Abstract

A 42-year-old man was found to have a four to six fold increase in the level of plasma ferritin since four years. In the age of 10 he had undergone unilateral resection of a dysplastic kidney associated with systemic hypertension. He had also developed recurrent venous thromboses caused by atresia of the inferior vena cava with azygos continuation, known since 23 years. Iron overload or hemochromatosis had been excluded, but despite numerous investigations the exact cause of the hyperferritinemia had not been elucidated. The patient, his grandfather, his mother and a brother had undergone cataract surgeries in both eyes.
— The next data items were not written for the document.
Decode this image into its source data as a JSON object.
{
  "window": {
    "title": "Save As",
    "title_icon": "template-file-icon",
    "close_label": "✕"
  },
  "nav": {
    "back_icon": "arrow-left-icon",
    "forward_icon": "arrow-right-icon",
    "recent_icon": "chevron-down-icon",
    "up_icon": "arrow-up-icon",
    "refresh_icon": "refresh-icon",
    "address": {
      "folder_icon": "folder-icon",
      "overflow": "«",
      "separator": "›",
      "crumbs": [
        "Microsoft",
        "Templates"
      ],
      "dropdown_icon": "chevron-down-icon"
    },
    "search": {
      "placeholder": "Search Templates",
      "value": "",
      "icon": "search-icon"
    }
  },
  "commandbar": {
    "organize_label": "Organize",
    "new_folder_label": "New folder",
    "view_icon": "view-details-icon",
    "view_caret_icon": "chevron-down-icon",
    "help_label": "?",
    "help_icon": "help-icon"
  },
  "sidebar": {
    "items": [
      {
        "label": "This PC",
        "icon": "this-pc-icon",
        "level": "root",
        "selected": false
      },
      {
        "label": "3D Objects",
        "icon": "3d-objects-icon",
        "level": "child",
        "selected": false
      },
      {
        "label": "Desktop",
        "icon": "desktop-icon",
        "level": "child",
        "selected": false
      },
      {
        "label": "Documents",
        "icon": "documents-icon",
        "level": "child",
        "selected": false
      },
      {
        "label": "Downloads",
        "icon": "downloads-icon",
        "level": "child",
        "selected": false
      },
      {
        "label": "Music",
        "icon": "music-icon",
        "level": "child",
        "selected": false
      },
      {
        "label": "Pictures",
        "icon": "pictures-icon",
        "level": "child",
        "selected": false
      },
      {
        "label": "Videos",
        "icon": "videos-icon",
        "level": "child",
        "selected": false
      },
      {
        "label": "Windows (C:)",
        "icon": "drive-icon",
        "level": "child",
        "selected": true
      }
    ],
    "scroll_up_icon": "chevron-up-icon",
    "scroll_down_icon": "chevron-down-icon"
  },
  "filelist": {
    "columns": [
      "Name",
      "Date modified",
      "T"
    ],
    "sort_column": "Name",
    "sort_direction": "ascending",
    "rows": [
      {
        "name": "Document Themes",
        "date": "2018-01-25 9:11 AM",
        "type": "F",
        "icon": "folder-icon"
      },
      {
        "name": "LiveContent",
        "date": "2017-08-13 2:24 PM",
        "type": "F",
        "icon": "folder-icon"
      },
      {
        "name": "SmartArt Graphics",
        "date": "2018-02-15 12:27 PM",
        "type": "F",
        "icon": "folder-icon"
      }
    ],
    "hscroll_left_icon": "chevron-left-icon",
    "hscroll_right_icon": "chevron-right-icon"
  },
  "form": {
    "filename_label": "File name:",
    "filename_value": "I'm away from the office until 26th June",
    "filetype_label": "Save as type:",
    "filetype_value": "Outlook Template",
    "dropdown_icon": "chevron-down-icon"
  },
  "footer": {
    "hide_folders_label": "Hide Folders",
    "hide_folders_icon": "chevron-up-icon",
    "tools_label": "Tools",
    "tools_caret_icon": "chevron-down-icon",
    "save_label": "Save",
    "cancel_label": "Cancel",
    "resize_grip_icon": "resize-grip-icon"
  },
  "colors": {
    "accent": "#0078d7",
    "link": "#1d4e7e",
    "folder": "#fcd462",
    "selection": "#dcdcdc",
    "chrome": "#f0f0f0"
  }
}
He presented at admission with prominent veins over the abdomen a postthrombotic syndrome. Laboratory tests revealed a ferritin level 6 times above the upper limit of normal, but iron, transferrin saturation, and transferrin levels were normal. The patient was on oral anticoagulation (INR 2.2). Molecular genetic tests revealed heterozygous mutation IRE+ 32 G > T. The findings indicated a hereditary hyperferritinemia cataract syndrome with an autosomal dominant trait. As functions of other organs are not affected, bilateral cataract surgery is "curative". Early and correct diagnosis avoids unnecessary diagnostic and therapeutic interventions, such as extended and repeated laboratory tests, liver biopsies, phlebotomies and chelation therapy.